We also have numerous private RTOs including EIM Training, which has a campus at Robina, also within the electorate of McPherson. EIM Training offers a broad range of courses, including in business and management, children's services, financial services, manufacturing, training, management and hospitality. I support training providers in the marketplace as they provide diversity and choice for our students. There is also an alternate model for trade training on the Gold Coast that is provided by the Australian Industry Trade College, which I am proud to have located within my electorate. The AITC was established in 2007 with the objective of giving students the opportunity to pursue a career in industry while completing the final years of their schooling. The unique learning structure at the AITC gives students the opportunity to commence a school-based apprenticeship in a trade of their choice and graduate with a Queensland certificate of education. Over 530 school-based apprenticeships have been achieved by the college in over 50 different trade qualifications, and around 95 per cent of students graduate with a Queensland certificate of education each year. These numbers are impressive when compared to the conventional schooling senior certificate rate of only 75 per cent.

Around 92 per cent of year 12 graduates from the AITC were employed as apprentices in 2010. At any one time there are around 300 students at the college working towards the same goal of an apprenticeship in their chosen trade. In order for the AITC to be able to offer such a unique opportunity for their students, they have formed relationships with local RTOs to facilitate the training plans for their students to get them through their school-based apprenticeship qualification. I would like to see more institutions offering flexible learning options, as the AITC are, to encourage a future skilled workforce. They do a wonderful job getting young people qualified and ready for work, and I commend them for their work.
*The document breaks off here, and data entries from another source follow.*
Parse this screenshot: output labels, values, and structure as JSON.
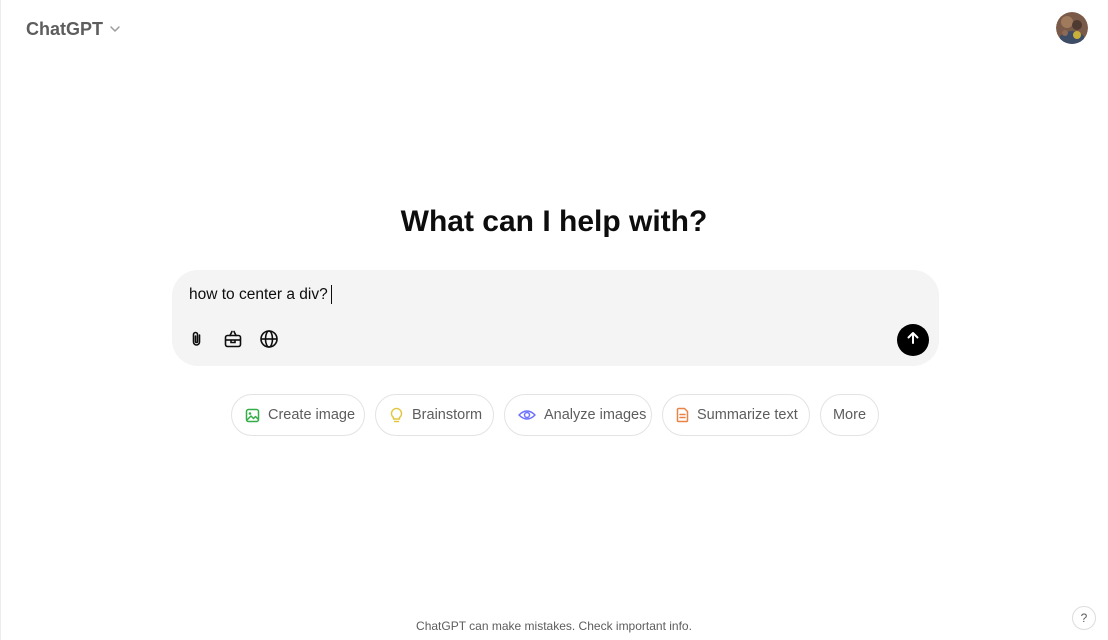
{
  "header": {
    "model_name": "ChatGPT",
    "model_dropdown_icon": "chevron-down-icon",
    "avatar_icon": "user-avatar"
  },
  "main": {
    "headline": "What can I help with?"
  },
  "composer": {
    "input_value": "how to center a div?",
    "tools": [
      {
        "icon": "paperclip-icon"
      },
      {
        "icon": "toolbox-icon"
      },
      {
        "icon": "globe-icon"
      }
    ],
    "send_icon": "arrow-up-icon"
  },
  "suggestions": [
    {
      "label": "Create image",
      "icon": "image-icon",
      "color": "#35ae47"
    },
    {
      "label": "Brainstorm",
      "icon": "lightbulb-icon",
      "color": "#e2c541"
    },
    {
      "label": "Analyze images",
      "icon": "eye-icon",
      "color": "#6c71ff"
    },
    {
      "label": "Summarize text",
      "icon": "document-icon",
      "color": "#ea8444"
    },
    {
      "label": "More"
    }
  ],
  "footer": {
    "disclaimer": "ChatGPT can make mistakes. Check important info."
  },
  "help": {
    "label": "?"
  }
}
By improving the existing VET sector through appropriate regulation and reporting and by adopting these amendments today, we are working to ensure those in the VET sector who pride themselves on their high-quality qualifications and reputation continue to prosper and grow. Meanwhile, those who have given the sector a bad reputation for poor quality will be prompted to make the necessary changes to their operations and training to ensure they keep up with the national standard. In closing, I reiterate that I support the concept of national regulation of the VET sector as consistency and that quality needs to be assured across the country.